1. AI Reduces Local Complexity but Can Increase Global Complexity
LLMs accelerate micro-level work (functions, tests, adapters), but they often increase system-wide entropy:
- Solutions are locally correct but globally misaligned.
- Architectural cohesion can erode unless actively maintained.
- Rapid generation encourages excessive surface area.
Velocity increases, but coherence requires more, not less, senior oversight.
2. LLMs Frequently “Derail” Mid-Session
A common pattern:
- Naming conventions drift.
- Earlier architectural decisions are forgotten.
- Details are contradicted or overwritten.
- Hidden assumptions re-emerge.
This is a natural outcome of attention distribution and context-window limits.
3. Models Are Much Better at Generating New Code Than Editing Existing Code
Editing requires:
- parsing existing structure,
- preserving invariants,
- avoiding duplication,
- modifying only targeted regions.
This is extremely hard for LLMs. Frequent failure modes include:
- inconsistent refactors,
- duplicated logic,
- incomplete updates,
- references to nonexistent symbols.
4. Generated Code Often Looks Correct but Fails Semantically
LLMs excel at the shape and structure of software, but often misunderstand:
- business rules,
- invariant boundaries,
- error-handling expectations,
- non-functional constraints.
The result: code that appears elegant but is semantically brittle.
5. LLMs Lack an Innate Sense of Decomposition or Maintainability
Without explicit guidance, models tend to:
- create large monolithic functions,
- inline logic excessively,
- generate wide, leaky interfaces.
They optimize for local completeness, not long-term cognitive load.

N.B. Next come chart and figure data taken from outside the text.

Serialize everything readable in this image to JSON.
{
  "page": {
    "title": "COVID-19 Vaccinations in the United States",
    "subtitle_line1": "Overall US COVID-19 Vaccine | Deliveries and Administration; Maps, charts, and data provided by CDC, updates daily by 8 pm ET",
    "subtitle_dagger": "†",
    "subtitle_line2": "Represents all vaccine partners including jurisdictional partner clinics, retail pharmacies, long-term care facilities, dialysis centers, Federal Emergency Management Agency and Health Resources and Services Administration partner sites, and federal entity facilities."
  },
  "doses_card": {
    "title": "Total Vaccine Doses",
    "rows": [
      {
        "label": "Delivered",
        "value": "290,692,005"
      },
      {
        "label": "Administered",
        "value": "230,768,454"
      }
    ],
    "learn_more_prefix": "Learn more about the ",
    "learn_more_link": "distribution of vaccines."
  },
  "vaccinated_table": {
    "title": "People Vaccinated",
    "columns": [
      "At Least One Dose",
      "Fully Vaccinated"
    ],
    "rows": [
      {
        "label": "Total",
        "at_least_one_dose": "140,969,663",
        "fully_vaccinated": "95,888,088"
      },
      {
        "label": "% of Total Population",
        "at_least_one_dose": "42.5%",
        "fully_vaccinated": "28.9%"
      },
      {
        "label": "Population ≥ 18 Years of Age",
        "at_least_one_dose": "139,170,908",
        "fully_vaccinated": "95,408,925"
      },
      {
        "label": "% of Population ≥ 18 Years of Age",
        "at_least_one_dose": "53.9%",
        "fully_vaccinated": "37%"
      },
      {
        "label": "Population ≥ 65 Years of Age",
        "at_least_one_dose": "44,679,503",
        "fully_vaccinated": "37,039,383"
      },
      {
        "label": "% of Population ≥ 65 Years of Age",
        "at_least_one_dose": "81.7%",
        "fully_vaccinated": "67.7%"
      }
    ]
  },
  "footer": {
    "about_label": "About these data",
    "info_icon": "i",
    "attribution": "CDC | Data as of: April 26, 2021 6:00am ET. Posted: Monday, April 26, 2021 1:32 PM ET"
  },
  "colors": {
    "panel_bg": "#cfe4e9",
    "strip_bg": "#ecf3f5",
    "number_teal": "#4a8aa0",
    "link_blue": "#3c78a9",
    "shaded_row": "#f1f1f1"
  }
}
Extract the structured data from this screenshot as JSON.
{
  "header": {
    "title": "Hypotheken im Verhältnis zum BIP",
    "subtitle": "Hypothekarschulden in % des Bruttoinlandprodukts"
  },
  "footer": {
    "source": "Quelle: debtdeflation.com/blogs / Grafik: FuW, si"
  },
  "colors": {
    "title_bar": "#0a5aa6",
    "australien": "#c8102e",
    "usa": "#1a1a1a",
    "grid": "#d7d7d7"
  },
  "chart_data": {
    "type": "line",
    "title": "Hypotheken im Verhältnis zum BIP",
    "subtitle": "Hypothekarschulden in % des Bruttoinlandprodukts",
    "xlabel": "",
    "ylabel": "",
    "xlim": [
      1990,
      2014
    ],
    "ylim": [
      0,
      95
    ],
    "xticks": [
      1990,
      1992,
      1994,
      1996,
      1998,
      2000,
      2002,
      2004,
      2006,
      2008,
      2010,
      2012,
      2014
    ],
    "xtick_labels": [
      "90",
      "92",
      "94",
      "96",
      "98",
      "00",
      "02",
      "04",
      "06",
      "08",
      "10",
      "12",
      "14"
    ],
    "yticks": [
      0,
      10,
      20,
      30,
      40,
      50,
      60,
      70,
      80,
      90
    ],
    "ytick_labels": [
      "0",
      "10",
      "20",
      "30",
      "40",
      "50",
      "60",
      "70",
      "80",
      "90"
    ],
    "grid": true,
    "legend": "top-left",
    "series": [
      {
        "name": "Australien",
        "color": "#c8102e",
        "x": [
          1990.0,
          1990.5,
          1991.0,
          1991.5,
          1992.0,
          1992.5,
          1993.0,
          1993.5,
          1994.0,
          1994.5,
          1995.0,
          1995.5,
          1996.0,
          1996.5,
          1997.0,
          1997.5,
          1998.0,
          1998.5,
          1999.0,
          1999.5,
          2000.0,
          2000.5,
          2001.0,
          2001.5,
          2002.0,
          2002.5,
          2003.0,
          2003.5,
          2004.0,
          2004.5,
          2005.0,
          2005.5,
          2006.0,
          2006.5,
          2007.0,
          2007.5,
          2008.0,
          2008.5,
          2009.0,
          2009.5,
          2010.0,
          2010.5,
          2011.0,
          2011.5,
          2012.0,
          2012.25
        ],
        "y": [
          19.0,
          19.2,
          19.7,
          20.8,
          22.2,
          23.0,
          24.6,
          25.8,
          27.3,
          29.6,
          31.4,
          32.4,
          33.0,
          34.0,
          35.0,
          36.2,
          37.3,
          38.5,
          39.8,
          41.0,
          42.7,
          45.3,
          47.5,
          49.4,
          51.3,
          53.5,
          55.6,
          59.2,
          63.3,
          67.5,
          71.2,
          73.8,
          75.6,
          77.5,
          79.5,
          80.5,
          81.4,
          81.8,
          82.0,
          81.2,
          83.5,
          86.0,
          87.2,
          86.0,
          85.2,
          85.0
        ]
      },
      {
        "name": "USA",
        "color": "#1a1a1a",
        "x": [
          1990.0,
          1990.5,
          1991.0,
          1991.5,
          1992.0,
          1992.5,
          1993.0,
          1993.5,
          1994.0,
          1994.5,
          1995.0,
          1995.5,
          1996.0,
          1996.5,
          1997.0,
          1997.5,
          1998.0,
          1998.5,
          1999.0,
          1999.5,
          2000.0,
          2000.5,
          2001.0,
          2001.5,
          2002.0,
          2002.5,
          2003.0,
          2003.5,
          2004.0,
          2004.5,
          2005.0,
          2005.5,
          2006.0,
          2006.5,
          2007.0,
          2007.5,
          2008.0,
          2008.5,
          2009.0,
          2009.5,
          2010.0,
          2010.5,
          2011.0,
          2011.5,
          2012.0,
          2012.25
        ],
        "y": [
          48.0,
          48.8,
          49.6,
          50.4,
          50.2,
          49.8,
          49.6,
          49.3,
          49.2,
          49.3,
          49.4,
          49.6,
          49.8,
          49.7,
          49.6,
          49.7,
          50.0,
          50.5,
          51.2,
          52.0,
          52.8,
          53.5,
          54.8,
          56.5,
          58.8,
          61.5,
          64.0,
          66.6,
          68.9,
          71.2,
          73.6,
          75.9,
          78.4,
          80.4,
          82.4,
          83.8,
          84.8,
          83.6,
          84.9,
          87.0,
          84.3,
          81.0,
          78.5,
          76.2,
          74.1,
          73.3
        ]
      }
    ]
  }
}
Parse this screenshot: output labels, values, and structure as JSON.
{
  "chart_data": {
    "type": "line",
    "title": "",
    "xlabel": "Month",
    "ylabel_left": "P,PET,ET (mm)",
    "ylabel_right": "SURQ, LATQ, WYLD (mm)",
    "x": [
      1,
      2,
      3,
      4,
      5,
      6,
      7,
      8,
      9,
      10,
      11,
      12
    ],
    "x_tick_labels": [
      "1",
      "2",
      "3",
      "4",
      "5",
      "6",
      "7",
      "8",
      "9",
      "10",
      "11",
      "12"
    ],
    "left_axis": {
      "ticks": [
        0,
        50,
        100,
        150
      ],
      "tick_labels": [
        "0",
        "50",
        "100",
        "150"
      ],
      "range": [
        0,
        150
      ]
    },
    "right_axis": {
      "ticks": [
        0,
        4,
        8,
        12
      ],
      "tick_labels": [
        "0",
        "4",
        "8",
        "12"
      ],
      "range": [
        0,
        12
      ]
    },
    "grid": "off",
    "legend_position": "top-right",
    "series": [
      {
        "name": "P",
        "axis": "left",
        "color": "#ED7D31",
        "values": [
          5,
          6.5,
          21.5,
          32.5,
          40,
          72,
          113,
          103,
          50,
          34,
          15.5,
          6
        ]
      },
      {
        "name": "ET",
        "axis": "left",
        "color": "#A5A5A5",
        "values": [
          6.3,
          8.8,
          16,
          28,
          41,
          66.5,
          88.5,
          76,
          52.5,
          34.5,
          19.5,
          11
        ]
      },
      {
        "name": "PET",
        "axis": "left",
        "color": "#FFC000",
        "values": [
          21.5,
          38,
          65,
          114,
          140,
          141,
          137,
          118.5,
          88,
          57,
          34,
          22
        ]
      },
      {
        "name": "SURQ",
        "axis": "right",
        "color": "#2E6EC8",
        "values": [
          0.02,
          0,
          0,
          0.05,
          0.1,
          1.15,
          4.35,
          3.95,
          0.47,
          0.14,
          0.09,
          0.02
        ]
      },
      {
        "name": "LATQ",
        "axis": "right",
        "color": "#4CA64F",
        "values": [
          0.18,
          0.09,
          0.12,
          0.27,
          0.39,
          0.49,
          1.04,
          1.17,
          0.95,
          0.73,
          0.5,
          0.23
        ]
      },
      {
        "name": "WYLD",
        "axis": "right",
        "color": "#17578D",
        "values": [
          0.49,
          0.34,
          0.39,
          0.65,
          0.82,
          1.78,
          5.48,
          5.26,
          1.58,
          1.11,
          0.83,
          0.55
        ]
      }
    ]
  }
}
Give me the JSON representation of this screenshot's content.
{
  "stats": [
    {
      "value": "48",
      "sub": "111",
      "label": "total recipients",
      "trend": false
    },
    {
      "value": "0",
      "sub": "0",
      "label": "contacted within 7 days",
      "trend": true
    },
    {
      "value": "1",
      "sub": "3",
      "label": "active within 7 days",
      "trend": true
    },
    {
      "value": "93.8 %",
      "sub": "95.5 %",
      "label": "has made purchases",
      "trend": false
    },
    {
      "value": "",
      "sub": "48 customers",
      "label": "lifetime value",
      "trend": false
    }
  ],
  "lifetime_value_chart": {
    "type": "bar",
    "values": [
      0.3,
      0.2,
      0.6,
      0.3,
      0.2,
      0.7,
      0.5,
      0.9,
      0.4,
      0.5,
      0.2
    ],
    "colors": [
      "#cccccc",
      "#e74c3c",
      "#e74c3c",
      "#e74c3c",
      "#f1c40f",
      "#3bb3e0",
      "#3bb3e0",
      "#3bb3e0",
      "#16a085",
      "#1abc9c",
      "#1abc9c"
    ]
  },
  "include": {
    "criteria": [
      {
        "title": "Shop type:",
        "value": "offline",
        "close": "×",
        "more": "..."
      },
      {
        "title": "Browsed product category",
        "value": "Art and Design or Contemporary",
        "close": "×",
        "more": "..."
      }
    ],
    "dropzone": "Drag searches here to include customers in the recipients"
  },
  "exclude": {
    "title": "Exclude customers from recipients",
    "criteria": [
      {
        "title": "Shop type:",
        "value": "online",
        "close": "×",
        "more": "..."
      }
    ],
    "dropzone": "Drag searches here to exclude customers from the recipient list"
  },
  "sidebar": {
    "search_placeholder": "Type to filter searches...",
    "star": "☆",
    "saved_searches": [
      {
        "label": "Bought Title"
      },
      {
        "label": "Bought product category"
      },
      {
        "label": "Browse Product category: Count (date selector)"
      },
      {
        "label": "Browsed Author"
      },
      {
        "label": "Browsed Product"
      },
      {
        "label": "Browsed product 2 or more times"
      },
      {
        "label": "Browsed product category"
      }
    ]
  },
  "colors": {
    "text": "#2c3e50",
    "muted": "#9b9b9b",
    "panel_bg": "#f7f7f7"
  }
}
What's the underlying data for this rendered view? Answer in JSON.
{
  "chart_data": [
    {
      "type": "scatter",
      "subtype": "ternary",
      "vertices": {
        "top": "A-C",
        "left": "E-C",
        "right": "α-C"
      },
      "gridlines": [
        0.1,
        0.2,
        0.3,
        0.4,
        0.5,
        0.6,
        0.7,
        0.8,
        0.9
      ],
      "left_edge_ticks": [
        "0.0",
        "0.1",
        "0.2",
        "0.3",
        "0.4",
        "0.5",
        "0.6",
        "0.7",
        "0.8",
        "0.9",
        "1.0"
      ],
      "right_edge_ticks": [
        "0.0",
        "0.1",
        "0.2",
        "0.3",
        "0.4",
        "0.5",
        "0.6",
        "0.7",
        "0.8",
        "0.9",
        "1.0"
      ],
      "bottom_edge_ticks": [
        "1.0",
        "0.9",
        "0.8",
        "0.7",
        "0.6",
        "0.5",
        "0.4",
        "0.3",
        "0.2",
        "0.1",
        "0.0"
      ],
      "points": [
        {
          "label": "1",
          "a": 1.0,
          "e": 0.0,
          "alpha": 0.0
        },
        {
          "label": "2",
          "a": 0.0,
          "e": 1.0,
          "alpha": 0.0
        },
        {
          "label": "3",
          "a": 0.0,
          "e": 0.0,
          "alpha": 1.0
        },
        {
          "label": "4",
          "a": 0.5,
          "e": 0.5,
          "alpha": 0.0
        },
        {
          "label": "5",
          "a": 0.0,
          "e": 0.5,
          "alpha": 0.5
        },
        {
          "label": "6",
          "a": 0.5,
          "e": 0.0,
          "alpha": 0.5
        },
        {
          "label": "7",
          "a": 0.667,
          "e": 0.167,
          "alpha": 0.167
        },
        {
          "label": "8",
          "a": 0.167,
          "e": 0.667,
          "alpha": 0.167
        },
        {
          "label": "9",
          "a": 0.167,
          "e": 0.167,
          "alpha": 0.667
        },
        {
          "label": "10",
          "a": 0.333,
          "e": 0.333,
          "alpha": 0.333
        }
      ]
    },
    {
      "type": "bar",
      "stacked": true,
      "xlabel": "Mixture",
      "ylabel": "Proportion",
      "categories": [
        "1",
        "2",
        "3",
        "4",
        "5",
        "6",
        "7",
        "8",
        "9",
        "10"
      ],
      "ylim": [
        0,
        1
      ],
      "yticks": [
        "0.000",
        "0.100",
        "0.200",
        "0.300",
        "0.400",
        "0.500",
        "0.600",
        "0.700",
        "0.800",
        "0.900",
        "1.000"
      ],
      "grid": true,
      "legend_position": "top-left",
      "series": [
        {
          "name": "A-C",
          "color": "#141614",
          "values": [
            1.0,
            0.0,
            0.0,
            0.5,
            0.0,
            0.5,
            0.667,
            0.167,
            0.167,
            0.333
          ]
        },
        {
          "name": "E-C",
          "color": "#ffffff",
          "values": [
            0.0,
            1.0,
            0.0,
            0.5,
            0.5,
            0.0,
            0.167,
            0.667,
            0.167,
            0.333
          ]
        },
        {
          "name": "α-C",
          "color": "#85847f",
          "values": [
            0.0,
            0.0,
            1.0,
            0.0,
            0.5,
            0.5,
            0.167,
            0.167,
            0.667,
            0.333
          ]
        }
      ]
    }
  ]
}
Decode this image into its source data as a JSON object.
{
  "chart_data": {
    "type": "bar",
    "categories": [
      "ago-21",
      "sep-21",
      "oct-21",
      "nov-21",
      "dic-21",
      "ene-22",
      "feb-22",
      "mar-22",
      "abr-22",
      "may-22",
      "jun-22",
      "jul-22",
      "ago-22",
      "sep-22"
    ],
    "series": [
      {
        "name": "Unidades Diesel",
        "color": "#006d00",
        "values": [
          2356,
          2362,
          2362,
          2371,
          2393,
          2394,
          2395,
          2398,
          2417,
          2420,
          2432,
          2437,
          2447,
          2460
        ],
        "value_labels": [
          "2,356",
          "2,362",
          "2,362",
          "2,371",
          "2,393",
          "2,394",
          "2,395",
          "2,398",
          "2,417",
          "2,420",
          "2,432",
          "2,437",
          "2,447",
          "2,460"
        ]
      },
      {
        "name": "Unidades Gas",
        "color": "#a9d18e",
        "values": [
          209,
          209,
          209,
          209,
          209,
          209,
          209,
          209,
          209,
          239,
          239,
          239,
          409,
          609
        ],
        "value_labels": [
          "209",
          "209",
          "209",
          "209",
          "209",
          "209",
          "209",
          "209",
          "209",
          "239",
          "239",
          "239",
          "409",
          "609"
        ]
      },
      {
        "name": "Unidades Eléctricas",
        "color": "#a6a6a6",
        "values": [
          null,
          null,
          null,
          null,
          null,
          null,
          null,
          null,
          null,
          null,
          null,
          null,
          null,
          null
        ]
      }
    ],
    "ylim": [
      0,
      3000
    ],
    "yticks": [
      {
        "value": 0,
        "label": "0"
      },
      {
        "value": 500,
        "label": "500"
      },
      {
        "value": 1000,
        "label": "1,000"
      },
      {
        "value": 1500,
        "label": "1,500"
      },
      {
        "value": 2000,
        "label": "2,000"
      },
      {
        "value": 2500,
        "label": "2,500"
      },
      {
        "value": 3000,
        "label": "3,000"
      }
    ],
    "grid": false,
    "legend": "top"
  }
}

6. Tests Generated by LLMs Mirror the Implementation, Not the Requirements
Generated tests are usually:
- overfitted to the implementation,
- lacking adversarial cases,
- weak on integration boundaries.
Human review is essential for reliable test suites.
7. Documentation Generation Is Excellent — but Only If the System Is Coherent
LLMs write clean, polished documentation. But it:
- faithfully describes inconsistencies,
- can misrepresent intent,
- may solidify accidental design drift.
Documentation becomes a mirror rather than a specification.
8. A Clear Division of Labour Is Emerging: Humans Own the Core; AI Works at the Edges
Across teams, a stable pattern emerges:
Humans handle
- architecture,
- invariants,
- system integration,
- semantics,
- correctness.
AI handles
- adapters,
- glue code,
- scaffolding,
- boilerplate,
- tests,
- migration drafts.
LLMs thrive when tasks are crisp, local, and low in semantic ambiguity.
9. Coordination Complexity Shifts From Code to Conversation
A profound cultural shift is underway:
- Session transcripts become genuine design artifacts.
- Reproducibility requires saving prompts and plan statements.
- “Conversation engineering” becomes a real, teachable skill.
In agentic coding, the conversation becomes part of the software process.
Where We Go Next
Future posts will explore how specification, standards, architecture, validation, testing, and documentation evolve in LLM-assisted development. Many practices remain unchanged; others require significant reframing. The goal is not to replace human engineering, but to understand its evolving shape — and to wield AI as a powerful extension of human capability.